Эркена едва не пронёс ложку мимо рта. Он совершенно не был готов, пожалуй, к тому, что на далёком Марсе могут знать малочисленную бракирийскую секту, о которой слышал не каждый бракири.
– У них, например, мужчины и женщины не смотрят друг на друга пока не… Пока не объясняются, не признаются в любви. Считается, что можно сказать, что любишь женщину, только тогда, когда не видел её лица, а узнал её душу, из общения… Вот когда признание в любви прозвучало, и его приняли – тогда можно посмотреть, это будет правильный взгляд, осмысленный, с любовью. Это немного похоже на наше общение по Сети, но на самом деле, конечно, у нас такое невозможно… В Сети же тоже есть фотографии, так что без праздного взгляда и обольщения внешностью никак.
– Вы общаетесь по Сети?
– Естественно, это самое логичное для меня.

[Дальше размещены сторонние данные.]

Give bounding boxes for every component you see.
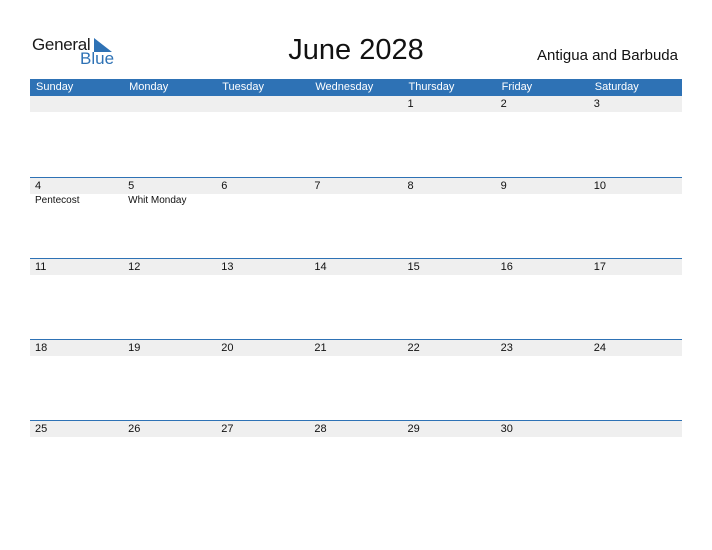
day-number: 13 — [221, 261, 234, 273]
weekday-friday: Friday — [501, 81, 533, 93]
week-row: 1 2 3 — [30, 96, 682, 177]
day-number: 10 — [593, 180, 606, 192]
weekday-header: Sunday Monday Tuesday Wednesday Thursday… — [30, 79, 682, 96]
day-number: 17 — [593, 261, 606, 273]
day-number: 6 — [221, 180, 228, 192]
day-number: 7 — [314, 180, 321, 192]
holiday-label — [496, 194, 589, 208]
day-number: 23 — [500, 342, 513, 354]
day-number — [309, 96, 402, 112]
day-number: 5 — [128, 180, 135, 192]
day-number-row: 1 2 3 — [30, 96, 682, 112]
holiday-label — [589, 194, 682, 208]
day-number — [216, 96, 309, 112]
holiday-label — [403, 194, 496, 208]
day-number: 20 — [221, 342, 234, 354]
day-number: 15 — [407, 261, 420, 273]
holiday-label: Whit Monday — [128, 195, 187, 206]
weekday-tuesday: Tuesday — [222, 81, 265, 93]
weekday-monday: Monday — [129, 81, 169, 93]
weekday-sunday: Sunday — [36, 81, 74, 93]
day-number-row: 11 12 13 14 15 16 17 — [30, 259, 682, 275]
day-number: 3 — [593, 98, 600, 110]
day-number-row: 18 19 20 21 22 23 24 — [30, 340, 682, 356]
day-number: 24 — [593, 342, 606, 354]
day-number: 8 — [407, 180, 414, 192]
day-number — [123, 96, 216, 112]
day-number: 2 — [500, 98, 507, 110]
day-number: 30 — [500, 423, 513, 435]
day-number: 21 — [314, 342, 327, 354]
week-row: 25 26 27 28 29 30 — [30, 420, 682, 501]
day-number-row: 25 26 27 28 29 30 — [30, 421, 682, 437]
holiday-label — [309, 194, 402, 208]
day-number: 18 — [35, 342, 48, 354]
day-number — [30, 96, 123, 112]
day-number: 29 — [407, 423, 420, 435]
day-number: 22 — [407, 342, 420, 354]
day-number: 19 — [128, 342, 141, 354]
day-number — [589, 421, 682, 437]
weekday-saturday: Saturday — [594, 81, 639, 93]
calendar-grid: Sunday Monday Tuesday Wednesday Thursday… — [30, 79, 682, 501]
day-number: 1 — [407, 98, 414, 110]
day-number: 9 — [500, 180, 507, 192]
day-number: 26 — [128, 423, 141, 435]
day-number-row: 4 5 6 7 8 9 10 — [30, 178, 682, 194]
week-row: 4 5 6 7 8 9 10 Pentecost Whit Monday — [30, 177, 682, 258]
day-number: 16 — [500, 261, 513, 273]
week-row: 11 12 13 14 15 16 17 — [30, 258, 682, 339]
day-number: 28 — [314, 423, 327, 435]
day-number: 12 — [128, 261, 141, 273]
day-number: 11 — [35, 261, 47, 273]
day-number: 27 — [221, 423, 234, 435]
weekday-thursday: Thursday — [408, 81, 455, 93]
week-row: 18 19 20 21 22 23 24 — [30, 339, 682, 420]
day-number: 4 — [35, 180, 42, 192]
holiday-label — [216, 194, 309, 208]
country-label: Antigua and Barbuda — [537, 47, 678, 64]
event-row: Pentecost Whit Monday — [30, 194, 682, 208]
day-number: 25 — [35, 423, 48, 435]
day-number: 14 — [314, 261, 327, 273]
holiday-label: Pentecost — [35, 195, 80, 206]
weekday-wednesday: Wednesday — [315, 81, 374, 93]
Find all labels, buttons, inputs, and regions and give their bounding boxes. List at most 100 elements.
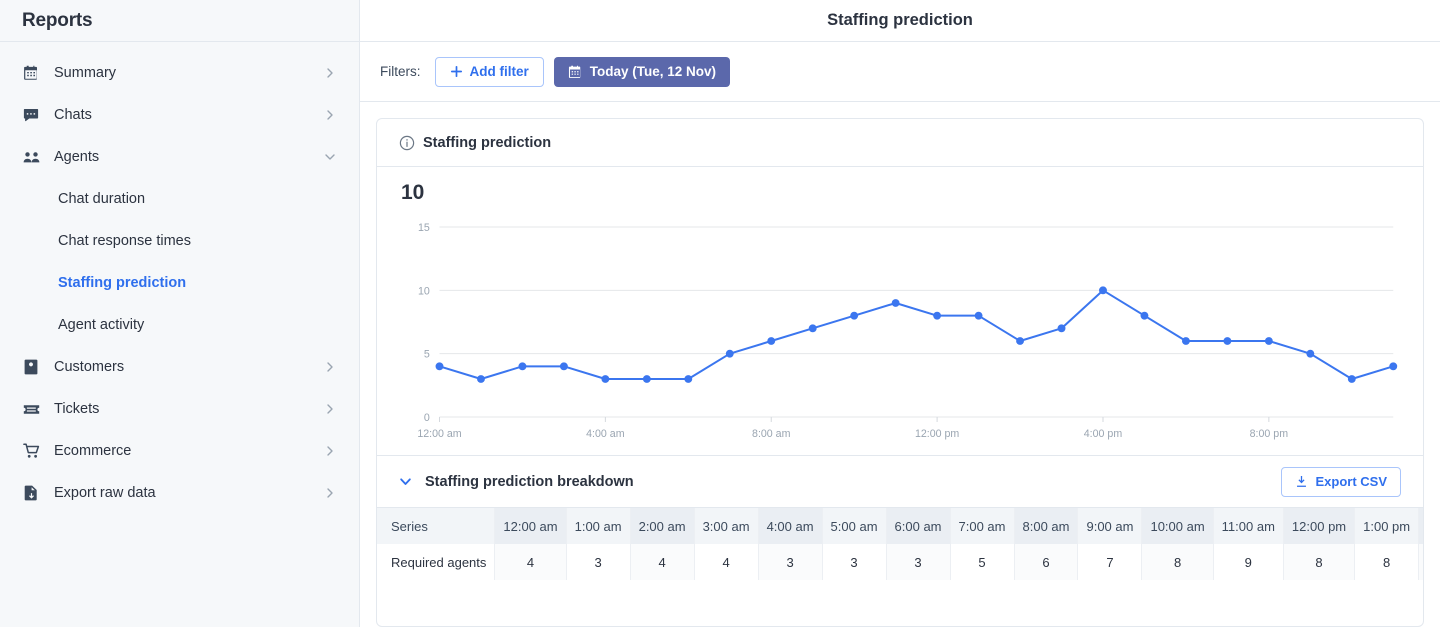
svg-text:8:00 am: 8:00 am [752, 428, 790, 440]
filter-bar: Filters: Add filter Today (Tue, 12 Nov) [360, 42, 1440, 102]
table-cell-required-agents: 4 [694, 544, 759, 580]
file-export-icon [22, 484, 40, 502]
sidebar-item-label: Export raw data [54, 485, 156, 501]
column-header-series: Series [377, 508, 496, 544]
chevron-down-icon [323, 150, 337, 164]
main-header: Staffing prediction [360, 0, 1440, 42]
date-range-button[interactable]: Today (Tue, 12 Nov) [553, 56, 731, 87]
table-cell-required-agents: 3 [758, 544, 823, 580]
breakdown-header: Staffing prediction breakdown Export CSV [377, 455, 1423, 507]
column-header-hour: 2:00 pm [1418, 508, 1423, 544]
calendar-icon [568, 65, 582, 79]
line-chart[interactable]: 0 5 10 15 12:00 am 4:00 am 8:00 am 12:00 pm 4:00… [395, 215, 1401, 455]
sidebar-item-label: Ecommerce [54, 443, 132, 459]
sidebar-item-chat-duration[interactable]: Chat duration [0, 178, 359, 220]
sidebar-item-label: Summary [54, 65, 117, 81]
main-title: Staffing prediction [827, 11, 973, 29]
table-cell-required-agents: 9 [1213, 544, 1284, 580]
chevron-right-icon [323, 486, 337, 500]
table-cell-required-agents: 3 [566, 544, 631, 580]
breakdown-table-scroll[interactable]: Series 12:00 am 1:00 am 2:00 am 3:00 am 4:00… [377, 507, 1423, 626]
column-header-hour: 6:00 am [886, 508, 951, 544]
svg-text:4:00 pm: 4:00 pm [1084, 428, 1122, 440]
table-cell-required-agents: 4 [494, 544, 567, 580]
column-header-hour: 12:00 am [494, 508, 567, 544]
column-header-hour: 4:00 am [758, 508, 823, 544]
svg-text:5: 5 [424, 349, 430, 361]
breakdown-table: Series 12:00 am 1:00 am 2:00 am 3:00 am 4:00… [377, 508, 1423, 580]
chevron-right-icon [323, 66, 337, 80]
sidebar-item-customers[interactable]: Customers [0, 346, 359, 388]
sidebar-item-label: Agents [54, 149, 100, 165]
contact-card-icon [22, 358, 40, 376]
add-filter-label: Add filter [469, 64, 529, 79]
export-csv-label: Export CSV [1315, 474, 1387, 489]
sidebar-item-chats[interactable]: Chats [0, 94, 359, 136]
table-head: Series 12:00 am 1:00 am 2:00 am 3:00 am 4:00… [377, 508, 1423, 544]
column-header-hour: 3:00 am [694, 508, 759, 544]
row-label-required-agents: Required agents [377, 544, 496, 580]
sidebar-item-ecommerce[interactable]: Ecommerce [0, 430, 359, 472]
column-header-hour: 5:00 am [822, 508, 887, 544]
chevron-right-icon [323, 444, 337, 458]
sidebar-item-summary[interactable]: Summary [0, 52, 359, 94]
sidebar-sub-label: Staffing prediction [58, 275, 187, 291]
table-cell-required-agents: 3 [886, 544, 951, 580]
info-circle-icon[interactable] [399, 135, 415, 151]
column-header-hour: 7:00 am [950, 508, 1015, 544]
sidebar-item-tickets[interactable]: Tickets [0, 388, 359, 430]
column-header-hour: 2:00 am [630, 508, 695, 544]
download-icon [1295, 475, 1308, 488]
plus-icon [450, 65, 463, 78]
chevron-right-icon [323, 108, 337, 122]
column-header-hour: 1:00 am [566, 508, 631, 544]
sidebar-item-label: Chats [54, 107, 92, 123]
date-range-label: Today (Tue, 12 Nov) [589, 64, 717, 79]
table-row: Required agents 434433356789886710866653… [377, 544, 1423, 580]
column-header-hour: 1:00 pm [1354, 508, 1420, 544]
chevron-down-icon[interactable] [399, 475, 413, 489]
page-title: Reports [22, 9, 93, 31]
sidebar-sub-label: Chat response times [58, 233, 191, 249]
sidebar-item-staffing-prediction[interactable]: Staffing prediction [0, 262, 359, 304]
table-cell-required-agents: 7 [1077, 544, 1143, 580]
main-content: Staffing prediction Filters: Add filter … [360, 0, 1440, 627]
sidebar-sub-label: Chat duration [58, 191, 146, 207]
sidebar-item-export-raw-data[interactable]: Export raw data [0, 472, 359, 514]
sidebar-sub-label: Agent activity [58, 317, 145, 333]
column-header-hour: 9:00 am [1077, 508, 1143, 544]
svg-text:12:00 pm: 12:00 pm [915, 428, 959, 440]
card-title: Staffing prediction [423, 134, 552, 151]
card-header: Staffing prediction [377, 119, 1423, 167]
chat-bubble-icon [22, 106, 40, 124]
svg-text:0: 0 [424, 412, 430, 424]
table-header-row: Series 12:00 am 1:00 am 2:00 am 3:00 am 4:00… [377, 508, 1423, 544]
sidebar-nav: Summary Chats Agents Chat duration Chat … [0, 42, 359, 514]
table-cell-required-agents: 8 [1283, 544, 1356, 580]
breakdown-title: Staffing prediction breakdown [425, 473, 634, 490]
table-cell-required-agents: 3 [822, 544, 887, 580]
table-cell-required-agents: 8 [1354, 544, 1420, 580]
sidebar-item-chat-response-times[interactable]: Chat response times [0, 220, 359, 262]
table-body: Required agents 434433356789886710866653… [377, 544, 1423, 580]
shopping-cart-icon [22, 442, 40, 460]
export-csv-button[interactable]: Export CSV [1281, 466, 1401, 497]
table-cell-required-agents: 6 [1418, 544, 1423, 580]
chevron-right-icon [323, 402, 337, 416]
svg-text:15: 15 [418, 222, 430, 234]
table-cell-required-agents: 6 [1014, 544, 1079, 580]
sidebar-header: Reports [0, 0, 359, 42]
ticket-icon [22, 400, 40, 418]
staffing-prediction-card: Staffing prediction 10 0 5 10 15 12:00 am 4:0… [376, 118, 1424, 627]
filters-label: Filters: [380, 64, 421, 79]
content-area: Staffing prediction 10 0 5 10 15 12:00 am 4:0… [360, 102, 1440, 627]
table-cell-required-agents: 8 [1141, 544, 1214, 580]
svg-text:12:00 am: 12:00 am [417, 428, 461, 440]
svg-text:8:00 pm: 8:00 pm [1250, 428, 1288, 440]
sidebar: Reports Summary Chats Agents Chat durati… [0, 0, 360, 627]
column-header-hour: 10:00 am [1141, 508, 1214, 544]
sidebar-item-agents[interactable]: Agents [0, 136, 359, 178]
add-filter-button[interactable]: Add filter [434, 56, 544, 87]
sidebar-item-agent-activity[interactable]: Agent activity [0, 304, 359, 346]
svg-text:10: 10 [418, 285, 430, 297]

В моём положении вообще нельзя жить с пессимизмом.
– Надо жить с реализмом, – улыбнулась Дебора, – всё-таки, ты ведь уже взрослый, и понимаешь, что…

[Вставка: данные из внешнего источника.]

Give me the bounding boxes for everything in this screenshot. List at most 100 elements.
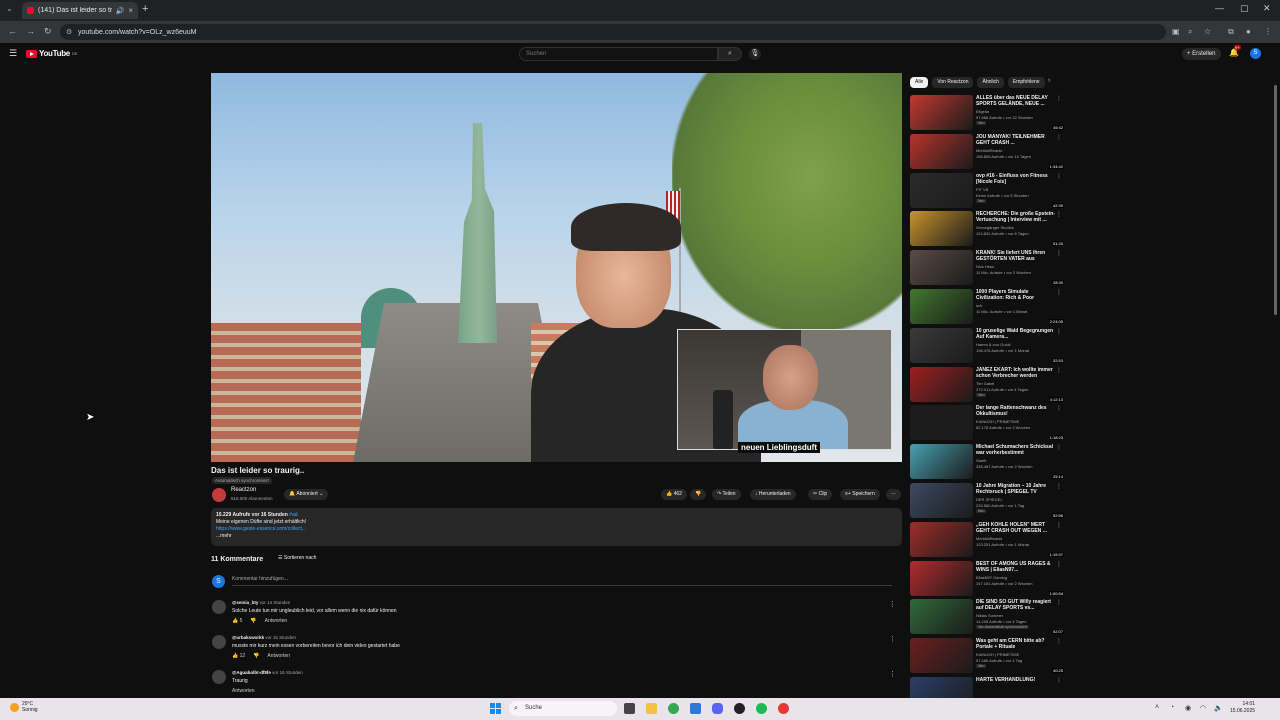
video-menu-icon[interactable]: ⋮ — [1056, 250, 1062, 257]
create-button[interactable]: + Erstellen — [1182, 48, 1221, 60]
address-bar[interactable]: ⚙ youtube.com/watch?v=OLz_wz6euuM — [60, 24, 1166, 40]
close-window-button[interactable]: ✕ — [1263, 3, 1271, 14]
video-title[interactable]: KRANK! Sie liefert UNS ihren GESTÖRTEN V… — [976, 250, 1056, 262]
spotify-icon[interactable] — [756, 703, 767, 714]
video-channel[interactable]: Niklas Summer — [976, 613, 1003, 618]
subscribed-button[interactable]: 🔔 Abonniert ⌄ — [284, 489, 329, 500]
video-title[interactable]: 10 gruselige Wald Begegnungen Auf Kamera… — [976, 328, 1056, 340]
comment-like-button[interactable]: 👍 12 — [232, 653, 245, 659]
video-thumbnail[interactable] — [910, 366, 973, 402]
chevron-right-icon[interactable]: › — [1048, 77, 1050, 84]
description-more[interactable]: ...mehr — [216, 533, 897, 540]
video-thumbnail[interactable] — [910, 250, 973, 286]
search-button[interactable]: ⌕ — [718, 47, 742, 61]
video-channel[interactable]: MertAbiReacts — [976, 536, 1002, 541]
obs-icon[interactable] — [734, 703, 745, 714]
bookmark-star-icon[interactable]: ☆ — [1204, 27, 1211, 36]
recommended-video[interactable]: 52:07 DIE SIND SO GUT Willy reagiert auf … — [910, 599, 1065, 635]
network-icon[interactable]: ◔ — [1170, 704, 1174, 711]
video-menu-icon[interactable]: ⋮ — [1056, 211, 1062, 218]
page-scrollbar[interactable] — [1273, 65, 1278, 685]
video-channel[interactable]: KIANUSH | PRIMETIME — [976, 652, 1019, 657]
video-title[interactable]: 1000 Players Simulate Civilization: Rich… — [976, 289, 1056, 301]
video-menu-icon[interactable]: ⋮ — [1056, 173, 1062, 180]
share-button[interactable]: ↷ Teilen — [712, 489, 741, 500]
commenter-avatar[interactable] — [212, 670, 226, 684]
recommended-video[interactable]: 42:39 ovp #16 - Einfluss von Fitness [Nic… — [910, 172, 1065, 209]
volume-icon[interactable]: 🔈 — [1214, 704, 1223, 712]
video-channel[interactable]: FIT VB — [976, 187, 988, 192]
description-box[interactable]: 10.229 Aufrufe vor 16 Stunden #ad Meine … — [211, 508, 902, 546]
comment-dislike-icon[interactable]: 👎 — [250, 618, 256, 624]
account-avatar[interactable]: S — [1250, 48, 1261, 59]
zoom-icon[interactable]: ⌕ — [1188, 27, 1192, 37]
video-title[interactable]: Was geht am CERN bitte ab? Portale + Rit… — [976, 638, 1056, 650]
sort-button[interactable]: ☰ Sortieren nach — [278, 555, 316, 561]
notifications-button[interactable]: 🔔 9+ — [1229, 45, 1241, 57]
recommended-video[interactable]: 1:19:37 „GEH KOHLE HOLEN" MERT GEHT CRASH… — [910, 521, 1065, 558]
reload-icon[interactable]: ↻ — [44, 26, 52, 37]
reply-button[interactable]: Antworten — [267, 653, 290, 659]
video-menu-icon[interactable]: ⋮ — [1056, 405, 1062, 412]
profile-icon[interactable]: ● — [1246, 27, 1251, 36]
commenter-avatar[interactable] — [212, 635, 226, 649]
chip-from-channel[interactable]: Von Reactzon — [932, 77, 974, 88]
video-channel[interactable]: Nick Hess — [976, 264, 994, 269]
video-channel[interactable]: Hamm & zoo Gucki — [976, 342, 1010, 347]
video-title[interactable]: RECHERCHE: Die große Epstein-Vertuschung… — [976, 211, 1056, 223]
video-channel[interactable]: Eligella — [976, 109, 989, 114]
video-menu-icon[interactable]: ⋮ — [1056, 289, 1062, 296]
like-button[interactable]: 👍 462 — [661, 489, 687, 500]
hashtag-link[interactable]: #ad — [289, 512, 297, 518]
chrome-icon[interactable] — [668, 703, 679, 714]
recommended-video[interactable]: 4:12:13 JANEZ EKART: Ich wollte immer sch… — [910, 366, 1065, 403]
video-channel[interactable]: sch — [976, 303, 982, 308]
video-thumbnail[interactable] — [910, 405, 973, 441]
maximize-button[interactable]: ▢ — [1240, 3, 1249, 14]
video-title[interactable]: HARTE VERHANDLUNG! — [976, 677, 1056, 683]
video-channel[interactable]: Tim Gabel — [976, 381, 994, 386]
video-title[interactable]: Der lange Rattenschwanz des Okkultismus! — [976, 405, 1056, 417]
back-icon[interactable]: ← — [8, 26, 17, 36]
video-menu-icon[interactable]: ⋮ — [1056, 677, 1062, 684]
recommended-video[interactable]: 2:24:05 1000 Players Simulate Civilizatio… — [910, 289, 1065, 325]
video-title[interactable]: ALLES über das NEUE DELAY SPORTS GELÄNDE… — [976, 95, 1056, 107]
install-icon[interactable]: ▣ — [1172, 27, 1180, 36]
recommended-video[interactable]: 1:00:54 BEST OF AMONG US RAGES & WINS | E… — [910, 560, 1065, 597]
video-channel[interactable]: Grenzgänger Studios — [976, 225, 1014, 230]
video-channel[interactable]: MertAbiReacts — [976, 148, 1002, 153]
video-thumbnail[interactable] — [910, 327, 973, 363]
recommended-video[interactable]: 51:33 RECHERCHE: Die große Epstein-Vertus… — [910, 211, 1065, 247]
clip-button[interactable]: ✂ Clip — [808, 489, 833, 500]
browser-tab[interactable]: (141) Das ist leider so traurig 🔊 × — [22, 2, 138, 19]
video-thumbnail[interactable] — [910, 95, 973, 130]
tray-app-icon[interactable]: ◉ — [1185, 704, 1191, 712]
video-thumbnail[interactable] — [910, 483, 973, 518]
video-thumbnail[interactable] — [910, 444, 973, 480]
video-thumbnail[interactable] — [910, 211, 973, 247]
video-channel[interactable]: Starlit — [976, 458, 986, 463]
commenter-name[interactable]: @semia_bty — [232, 600, 258, 605]
youtube-logo[interactable]: YouTube DE — [26, 49, 78, 58]
video-menu-icon[interactable]: ⋮ — [1056, 328, 1062, 335]
more-actions-button[interactable]: ⋯ — [886, 489, 901, 500]
wifi-icon[interactable]: ◠ — [1200, 704, 1206, 712]
minimize-button[interactable]: — — [1215, 3, 1224, 13]
video-menu-icon[interactable]: ⋮ — [1056, 95, 1062, 102]
close-tab-icon[interactable]: × — [128, 6, 133, 15]
channel-name[interactable]: Reactzon — [231, 487, 256, 493]
video-menu-icon[interactable]: ⋮ — [1056, 599, 1062, 606]
tray-chevron-icon[interactable]: ˄ — [1155, 704, 1159, 711]
video-thumbnail[interactable] — [910, 289, 973, 324]
description-link[interactable]: https://www.geste-essence.com/collect... — [216, 526, 897, 533]
discord-icon[interactable] — [712, 703, 723, 714]
reply-button[interactable]: Antworten — [232, 688, 255, 694]
taskbar-search[interactable]: ⌕ Suche — [509, 701, 617, 716]
video-menu-icon[interactable]: ⋮ — [1056, 561, 1062, 568]
recommended-video[interactable]: 32:53 10 gruselige Wald Begegnungen Auf K… — [910, 327, 1065, 364]
chip-similar[interactable]: Ähnlich — [977, 77, 1004, 88]
video-title[interactable]: 10 Jahre Migration – 10 Jahre Rechtsruck… — [976, 483, 1056, 495]
new-tab-button[interactable]: + — [142, 3, 148, 15]
file-explorer-icon[interactable] — [646, 703, 657, 714]
audio-icon[interactable]: 🔊 — [116, 7, 125, 15]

Майк нервно звякнул вилкой о тарелку.
– Что богатый инвалид – соблазнительная мишень, да. Всё я понимаю, Дебби, ты же знаешь. Если ты о Лауре, то я уже говорил, что она не такая. Если б она была такая, то давно б уже приехала сюда и вышла за меня замуж.
– Ну, это мы бы ещё посмотрели, – тон Деборы, впрочем, был вполне миролюбивым.
Парень сколько-то ещё смотрел на неё укоризненно, потом повернулся к гостям.
– Лучше расскажите о деле, которым сейчас занимаетесь. Обо мне говорить можно много, но это… ограниченно. Моя жизнь, практически ограниченная четырьмя стенами и стенками моей черепной коробки – это тема скорее для какого-нибудь сюра, а я и в литературе предпочитаю что-то с живым действием и ближе к реальности. Знаете, Энжел, когда они с Дебби только приехали сюда, жаловалась, что ей «тесно», что у неё клаустрофобия из-за купола. Дебби не понимала её – что она, птица, чем ей этот купол мешает? А я понял. Ну так вот, и общение с живыми людьми, о том, что происходит там у них, а не у меня здесь – это как настоящее небо, когда купола нет, и к тебе может прилететь ветер аж с другого континента… Дебби говорила, вы здесь из-за метеорита. Вы намерены его забрать?
– Если честно – было бы неплохо, – кивнул Гидеон, – понятно, что бурильные работы на несколько дней и ещё неизвестно, влезет ли эта махина в наш грузовой отсек… Великовата оказалась балочка, надеюсь, он там, с другой стороны Марса, не вылезает? Я уже наводил тут справки на тему машин, пока все отказались… Но лучше выкопать. Потому что вполне возможно, если не выкопаем мы – прилетит кое-кто другой выкапывать.
– Можем подарить лорканцам вместо того, который у них свистнули, – хмыкнул Илмо.
– Вы слышали, что о нём говорят, будто он исполняет желания?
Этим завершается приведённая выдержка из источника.